Selon l’article L.112-1 du même code, ce droit appartient à l’auteur de toute œuvre de l’esprit, quels qu’en soient le genre, la forme d’expression, le mérite ou la destination.
Selon l’article L. 112-2, 9° du même code, sont considérées comme œuvres de l’esprit les œuvres photographiques et celles réalisées à l’aide de techniques analogues à la photographie.
L’article L.113-1 du code de la propriété intellectuelle précise que la qualité d’auteur appartient, sauf preuve contraire, à celui ou à ceux sous le nom de qui l’œuvre est divulguée.
Il se déduit de ces dispositions le principe de la protection d’une œuvre sans formalité et du seul fait de la création d’une forme originale en ce sens qu’elle porte l’empreinte de la personnalité de son auteur et n’est pas la banale reprise d’un fonds commun non appropriable.
Néanmoins, lorsque l’originalité d’une œuvre de l’esprit est contestée, il appartient à celui qui se prévaut d’un droit d’auteur de définir et d’expliciter les contours de l’originalité qu’il allègue.
Seul l’auteur, dont le juge ne peut suppléer la carence, est en mesure d’identifier les éléments traduisant sa personnalité et qui justifient son monopole.
L’article 6 de la directive 2006/116/CE du Parlement européen et du Conseil du 12 décembre 2006 relative à la durée de protection du droit d’auteur et de certains droits voisins, intitulé « Protection des photographies » dispose que les photographies qui sont originales en ce sens qu’elles sont une création intellectuelle propre à leur auteur sont protégées conformément à l’article 1er. Aucun autre critère ne s’applique pour déterminer si elles peuvent bénéficier de la protection. Les États membres peuvent prévoir la protection d’autres photographies.
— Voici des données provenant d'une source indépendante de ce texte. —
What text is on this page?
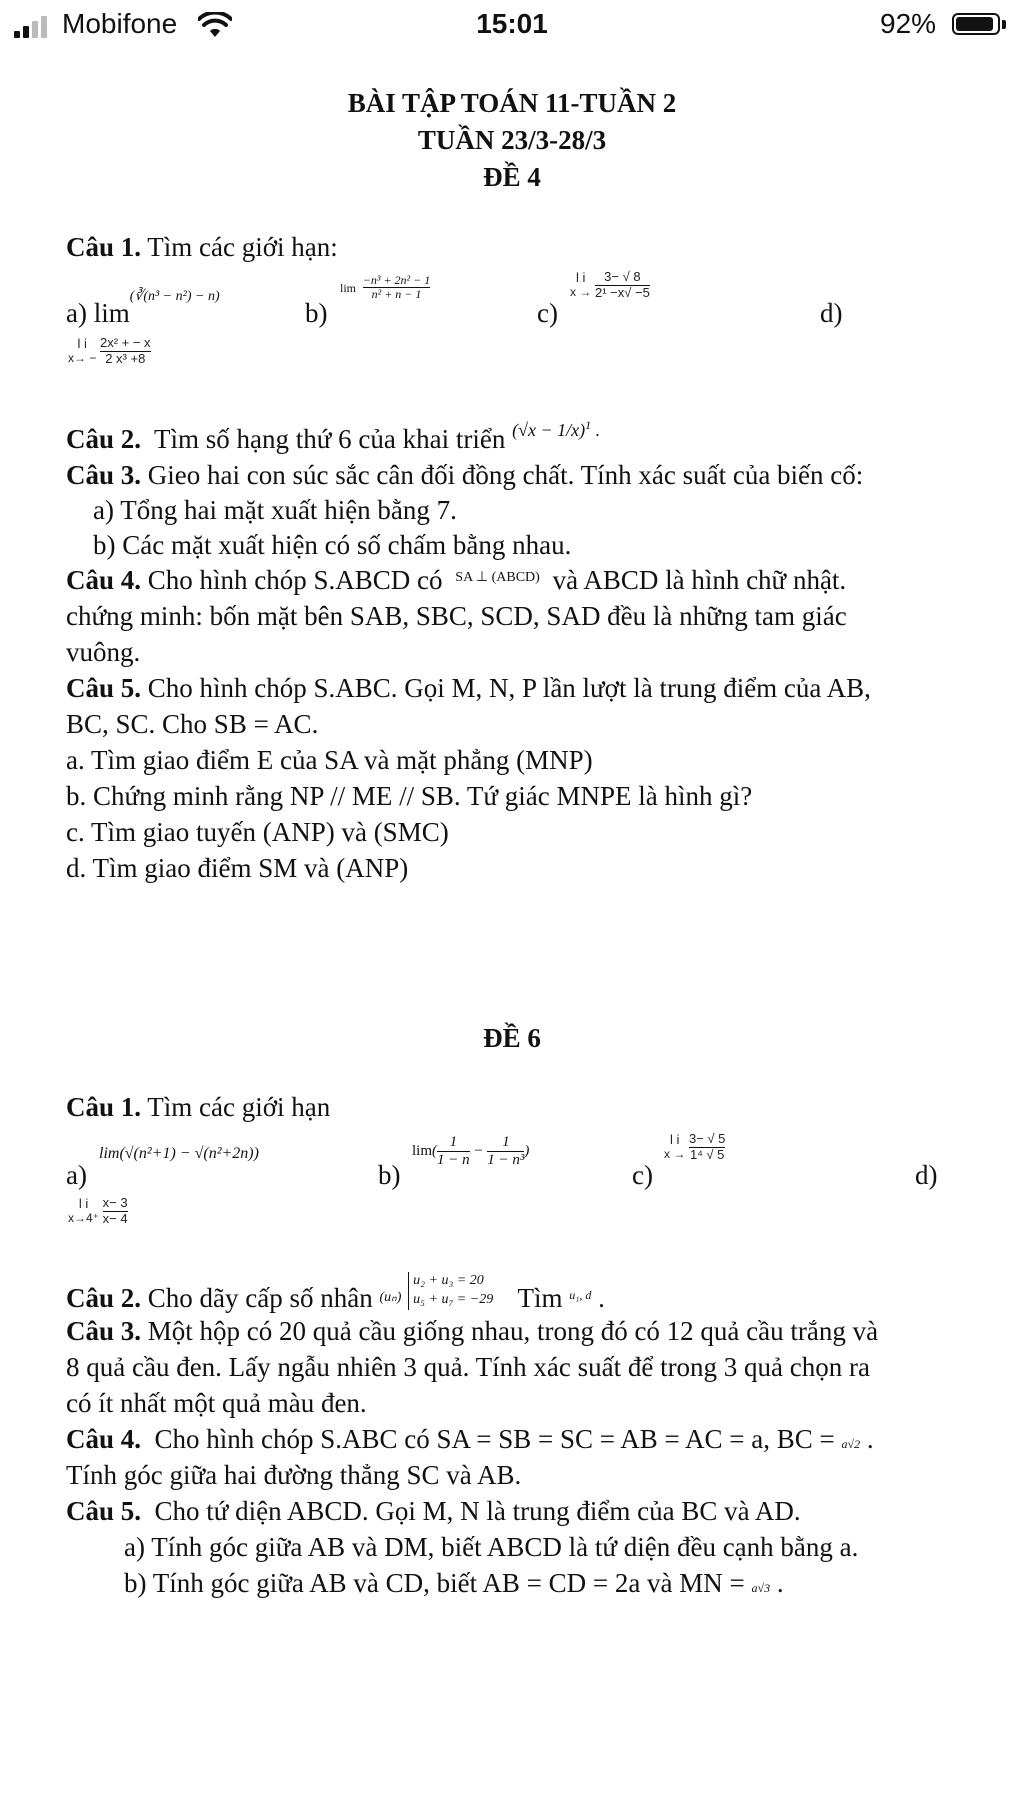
Mobifone	15:01	92%
BÀI TẬP TOÁN 11-TUẦN 2
TUẦN 23/3-28/3
ĐỀ 4
Câu 1. Tìm các giới hạn:
a) $\lim^{(∛(n^3 - n^2) - n)}$
b)
$\lim \frac{\text{−n³ + 2n² − 1}}{\text{n² + n − 1}}$
c)
l i
$x \to \frac{3- √ 8}{\text{2¹ −x√ −5}}$
d)
l i
$x\to - \frac{\text{2x² + − x}}{\text{2 x³ +8}}$
Câu 2. Tìm số hạng thứ 6 của khai triển $^{(√x - 1/x)^1 .}$
Câu 3. Gieo hai con súc sắc cân đối đồng chất. Tính xác suất của biến cố:
a) Tổng hai mặt xuất hiện bằng 7.
b) Các mặt xuất hiện có số chấm bằng nhau.
Câu 4. Cho hình chóp S.ABCD có $^{SA \perp (ABCD)}$ và ABCD là hình chữ nhật.
chứng minh: bốn mặt bên SAB, SBC, SCD, SAD đều là những tam giác
vuông.
Câu 5. Cho hình chóp S.ABC. Gọi M, N, P lần lượt là trung điểm của AB,
BC, SC. Cho SB = AC.
a. Tìm giao điểm E của SA và mặt phẳng (MNP)
b. Chứng minh rằng NP // ME // SB. Tứ giác MNPE là hình gì?
c. Tìm giao tuyến (ANP) và (SMC)
d. Tìm giao điểm SM và (ANP)
ĐỀ 6
Câu 1. Tìm các giới hạn
a)
lim(√(n²+1) − √(n²+2n))
b)
$\lim( \frac{1}{1 - n} - \frac{1}{\text{1 − n³}}$ )
c)
l i
$x \to \frac{3- √ 5}{\text{1⁴ √ 5}}$
d)
l i
$x\to 4^+ \frac{x- 3}{x- 4}$
Câu 2. Cho dãy cấp số nhân $^{(u_n)}$ u₂ + u₃ = 20
u₅ + u₇ = −29 Tìm $^{u_1, d}$ .
Câu 3. Một hộp có 20 quả cầu giống nhau, trong đó có 12 quả cầu trắng và
8 quả cầu đen. Lấy ngẫu nhiên 3 quả. Tính xác suất để trong 3 quả chọn ra
có ít nhất một quả màu đen.
Câu 4. Cho hình chóp S.ABC có SA = SB = SC = AB = AC = a, BC = a√2 .
Tính góc giữa hai đường thẳng SC và AB.
Câu 5. Cho tứ diện ABCD. Gọi M, N là trung điểm của BC và AD.
a) Tính góc giữa AB và DM, biết ABCD là tứ diện đều cạnh bằng a.
b) Tính góc giữa AB và CD, biết AB = CD = 2a và MN = a√3 .
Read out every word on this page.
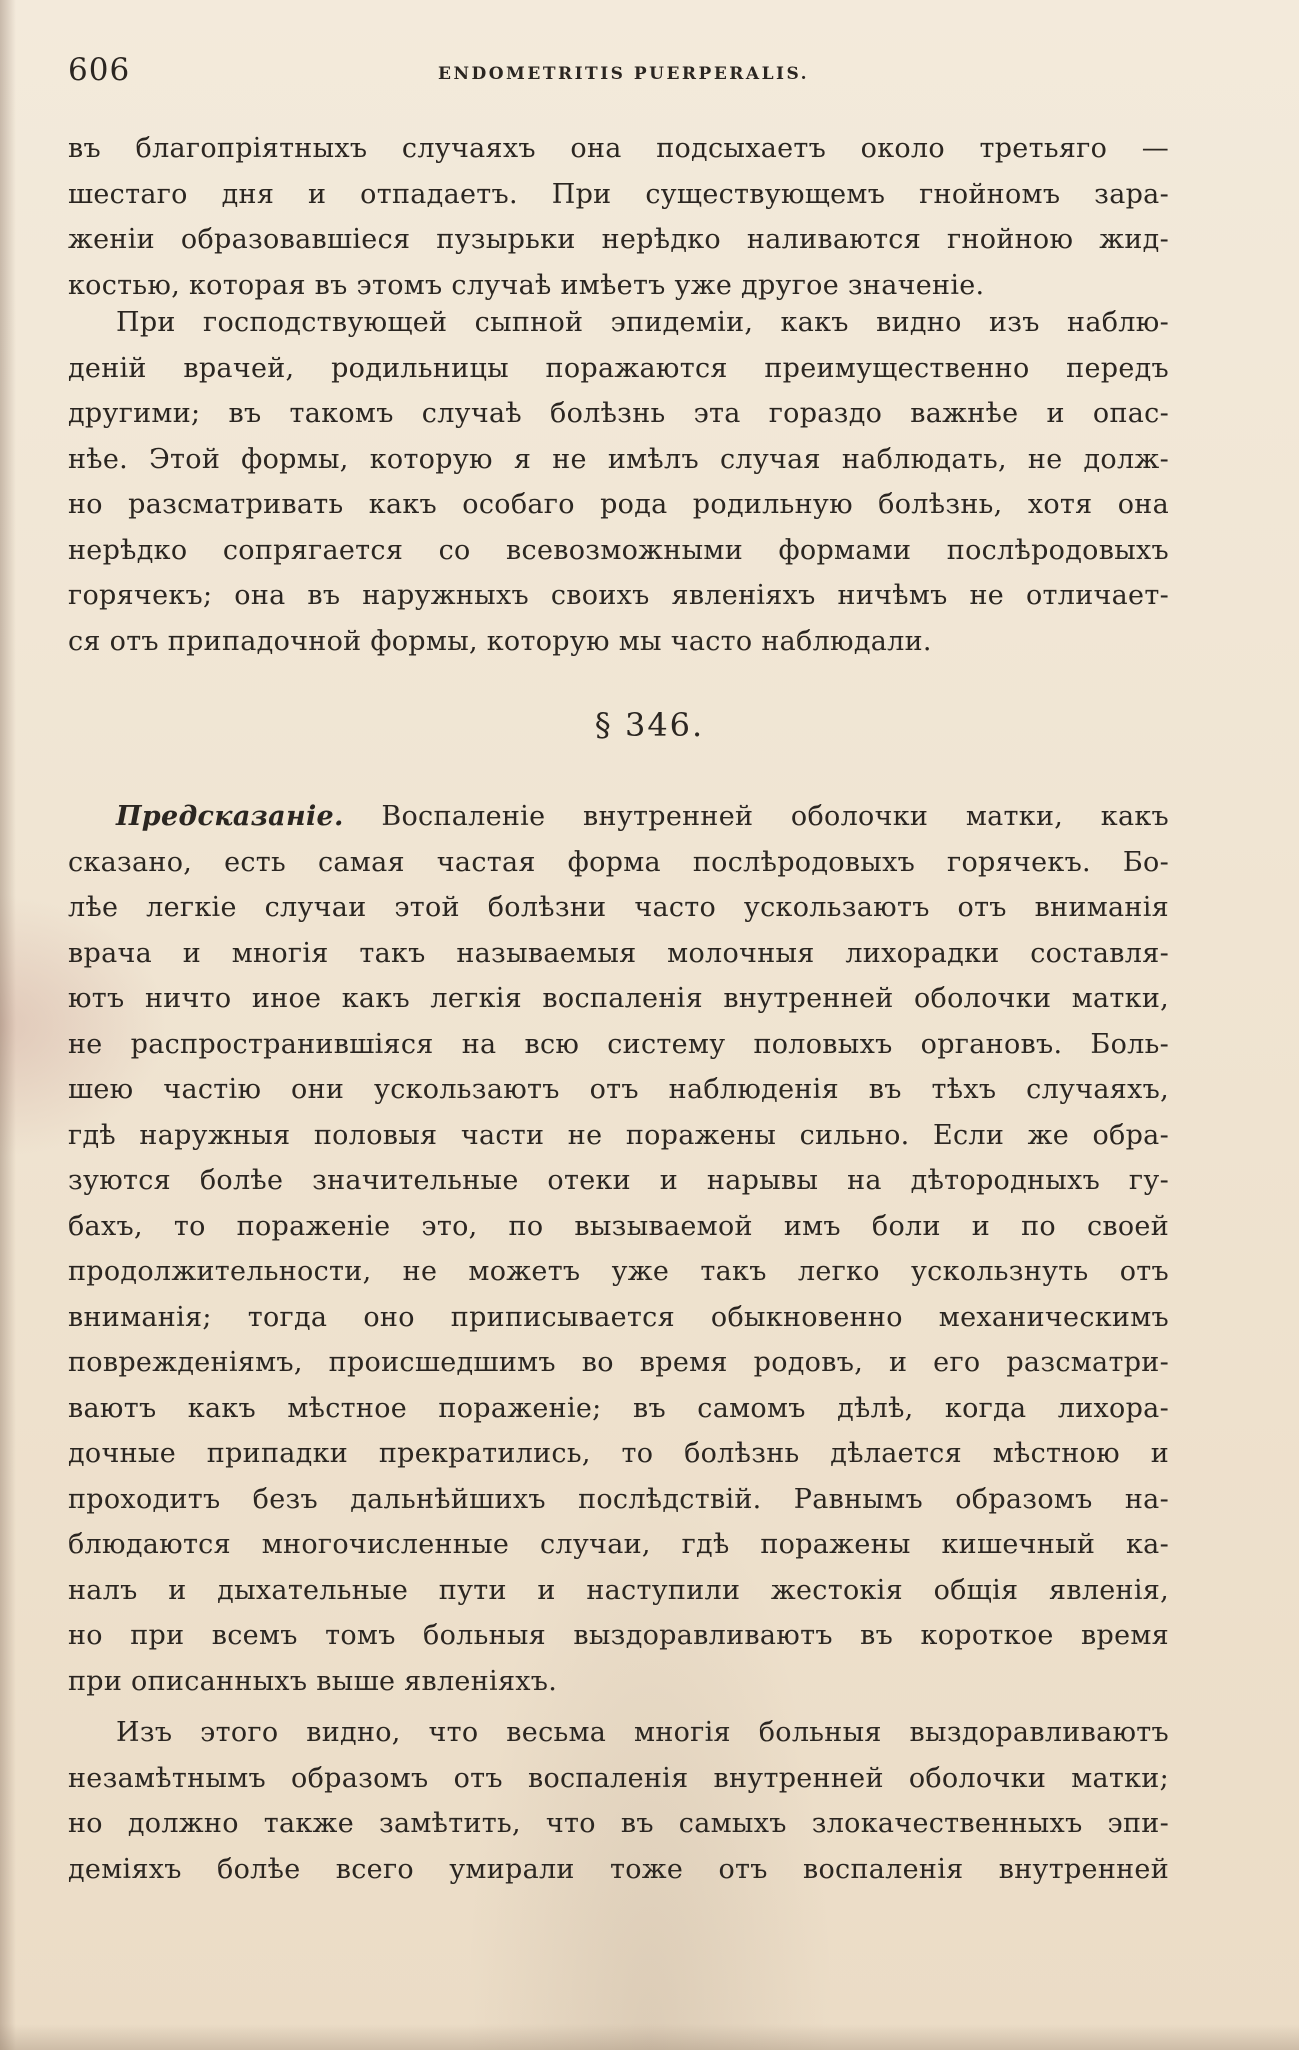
606	ENDOMETRITIS PUERPERALIS.
въ благопріятныхъ случаяхъ она подсыхаетъ около третьяго —
шестаго дня и отпадаетъ. При существующемъ гнойномъ зара-
женіи образовавшіеся пузырьки нерѣдко наливаются гнойною жид-
костью, которая въ этомъ случаѣ имѣетъ уже другое значеніе.
При господствующей сыпной эпидеміи, какъ видно изъ наблю-
деній врачей, родильницы поражаются преимущественно передъ
другими; въ такомъ случаѣ болѣзнь эта гораздо важнѣе и опас-
нѣе. Этой формы, которую я не имѣлъ случая наблюдать, не долж-
но разсматривать какъ особаго рода родильную болѣзнь, хотя она
нерѣдко сопрягается со всевозможными формами послѣродовыхъ
горячекъ; она въ наружныхъ своихъ явленіяхъ ничѣмъ не отличает-
ся отъ припадочной формы, которую мы часто наблюдали.
§ 346.
Предсказаніе. Воспаленіе внутренней оболочки матки, какъ
сказано, есть самая частая форма послѣродовыхъ горячекъ. Бо-
лѣе легкіе случаи этой болѣзни часто ускользаютъ отъ вниманія
врача и многія такъ называемыя молочныя лихорадки составля-
ютъ ничто иное какъ легкія воспаленія внутренней оболочки матки,
не распространившіяся на всю систему половыхъ органовъ. Боль-
шею частію они ускользаютъ отъ наблюденія въ тѣхъ случаяхъ,
гдѣ наружныя половыя части не поражены сильно. Если же обра-
зуются болѣе значительные отеки и нарывы на дѣтородныхъ гу-
бахъ, то пораженіе это, по вызываемой имъ боли и по своей
продолжительности, не можетъ уже такъ легко ускользнуть отъ
вниманія; тогда оно приписывается обыкновенно механическимъ
поврежденіямъ, происшедшимъ во время родовъ, и его разсматри-
ваютъ какъ мѣстное пораженіе; въ самомъ дѣлѣ, когда лихора-
дочные припадки прекратились, то болѣзнь дѣлается мѣстною и
проходитъ безъ дальнѣйшихъ послѣдствій. Равнымъ образомъ на-
блюдаются многочисленные случаи, гдѣ поражены кишечный ка-
налъ и дыхательные пути и наступили жестокія общія явленія,
но при всемъ томъ больныя выздоравливаютъ въ короткое время
при описанныхъ выше явленіяхъ.
Изъ этого видно, что весьма многія больныя выздоравливаютъ
незамѣтнымъ образомъ отъ воспаленія внутренней оболочки матки;
но должно также замѣтить, что въ самыхъ злокачественныхъ эпи-
деміяхъ болѣе всего умирали тоже отъ воспаленія внутренней
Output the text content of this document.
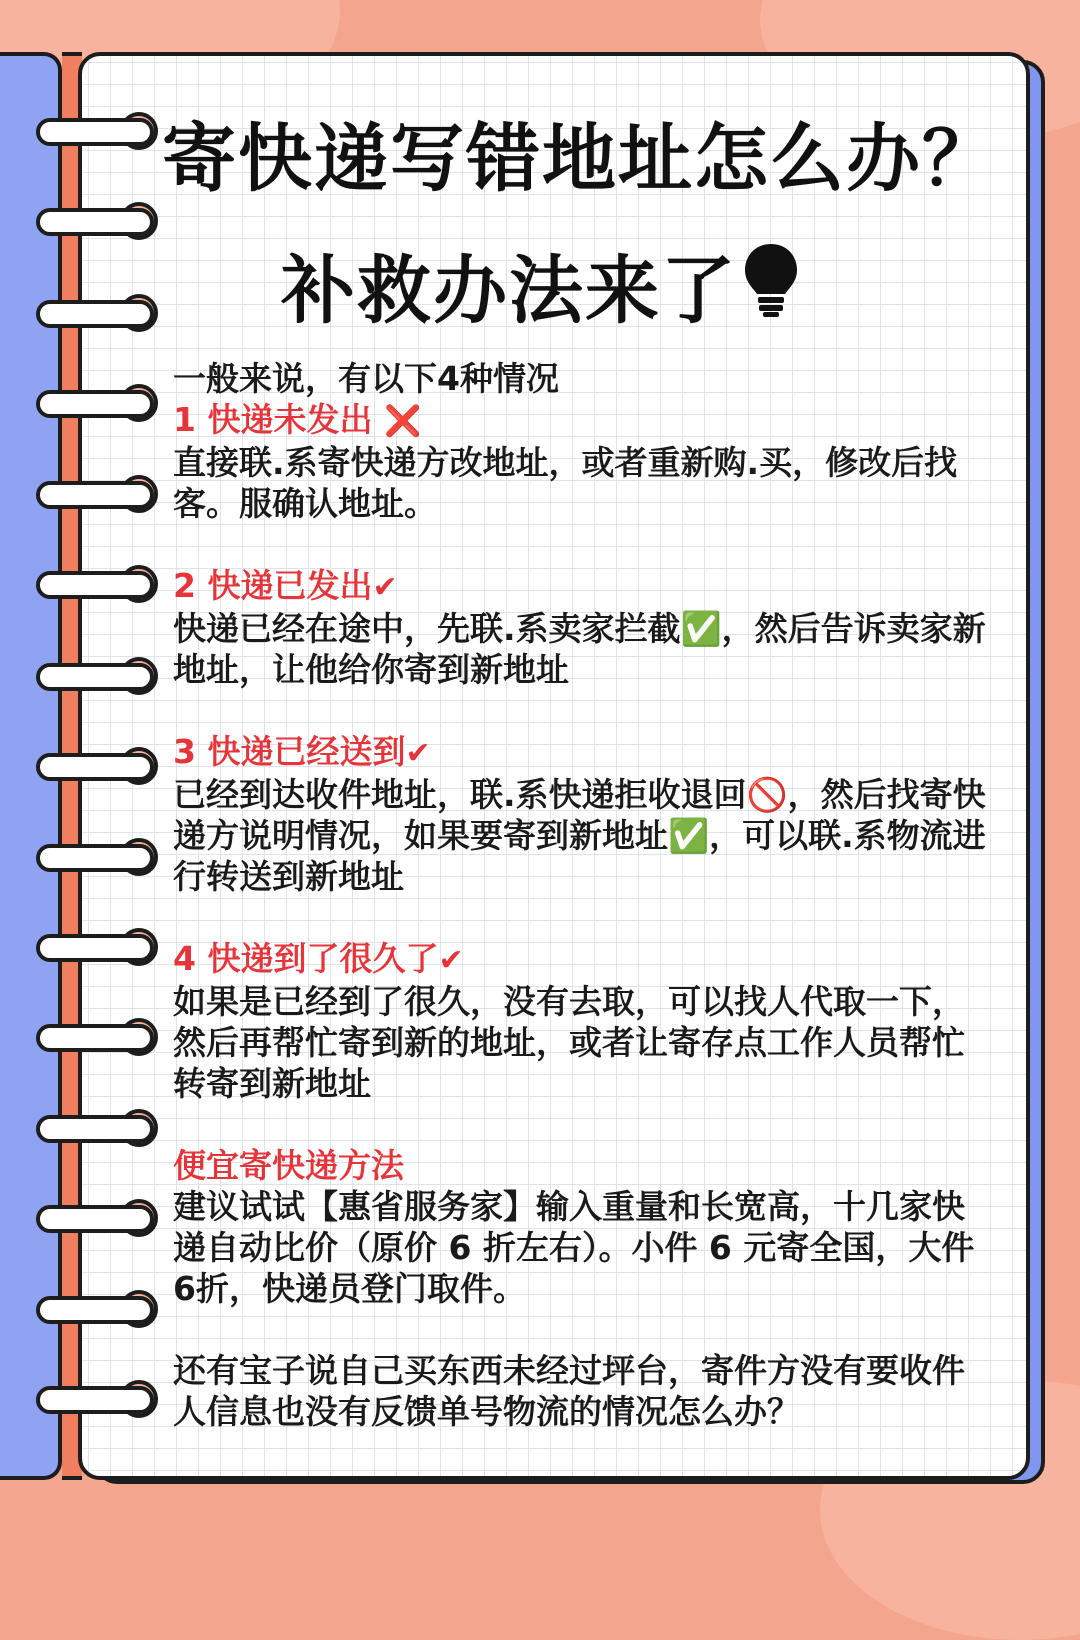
寄快递写错地址怎么办？
补救办法来了

一般来说，有以下4种情况

1 快递未发出 ❌

直接联.系寄快递方改地址，或者重新购.买，修改后找

客。服确认地址。

2 快递已发出✔

快递已经在途中，先联.系卖家拦截✅，然后告诉卖家新

地址，让他给你寄到新地址

3 快递已经送到✔

已经到达收件地址，联.系快递拒收退回🚫，然后找寄快

递方说明情况，如果要寄到新地址✅，可以联.系物流进

行转送到新地址

4 快递到了很久了✔

如果是已经到了很久，没有去取，可以找人代取一下，

然后再帮忙寄到新的地址，或者让寄存点工作人员帮忙

转寄到新地址

便宜寄快递方法

建议试试【惠省服务家】输入重量和长宽高，十几家快

递自动比价（原价 6 折左右）。小件 6 元寄全国，大件

6折，快递员登门取件。

还有宝子说自己买东西未经过坪台，寄件方没有要收件

人信息也没有反馈单号物流的情况怎么办？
Interprétant l’article 6 de la directive 93/98 du 29 octobre 1993 relative à l’harmonisation de la durée de protection du droit d’auteur et de certains droits voisins, la Cour de justice de l’Union européenne (CJUE, 1er décembre 2011, aff. C-145/10, Eva-Maria Painer contre Standard VerlagsGmbH ea) a dit pour droit « qu’une photographie est susceptible de protection par le droit d’auteur à condition qu’elle soit une création intellectuelle de son auteur, ce qui est le cas si l’auteur a pu exprimer ses capacités créatives lors de la réalisation de l’œuvre en effectuant des choix libres et créatifs et ce, de plusieurs manières et à différents moments lors de sa réalisation.
Ainsi, au stade de la phase préparatoire, l’auteur pourra choisir la mise en scène, la pose de la personne à photographier ou l’éclairage.
Lors de la prise de la photographie de portrait, il pourra choisir le cadrage, l’angle de prise de vue ou encore l’atmosphère créée.
Enfin, lors du tirage du cliché, l’auteur pourra choisir parmi diverses techniques de développement qui existent celle qu’il souhaite adopter, ou encore procéder, le cas échéant, à l’emploi de logiciels. À travers ces différents choix, l’auteur d’une photographie de portrait est ainsi en mesure d’imprimer sa » touche personnelle » (point 92 de la décision) à l’œuvre créée. »
En d’autres termes, pour bénéficier de la protection au titre du droit d’ auteur, une photographie doit être, indépendamment du sujet photographié ou de la destination du cliché, une création intellectuelle propre à son auteur, reflétant sa personnalité qui peut se révéler en premier lieu dans la phase de préparation de la prise de la photographie par ses choix dans le placement des objets à photographier ou en exprimant sa personnalité par l’éclairage choisi; qu’en second lieu le photographe peut imprégner la photographie de sa personnalité au moment de la prise de vue elle-même, par le cadrage, l’angle de prise de vue, le jeu des ombres et de la lumière; qu’enfin le photographe peut révéler sa personnalité en retravaillant la photographie, notamment à l’aide de logiciels professionnels dédiés à cet effet, par la modification des couleurs, la suppression d’éléments, le recadrage ou le changement des formats.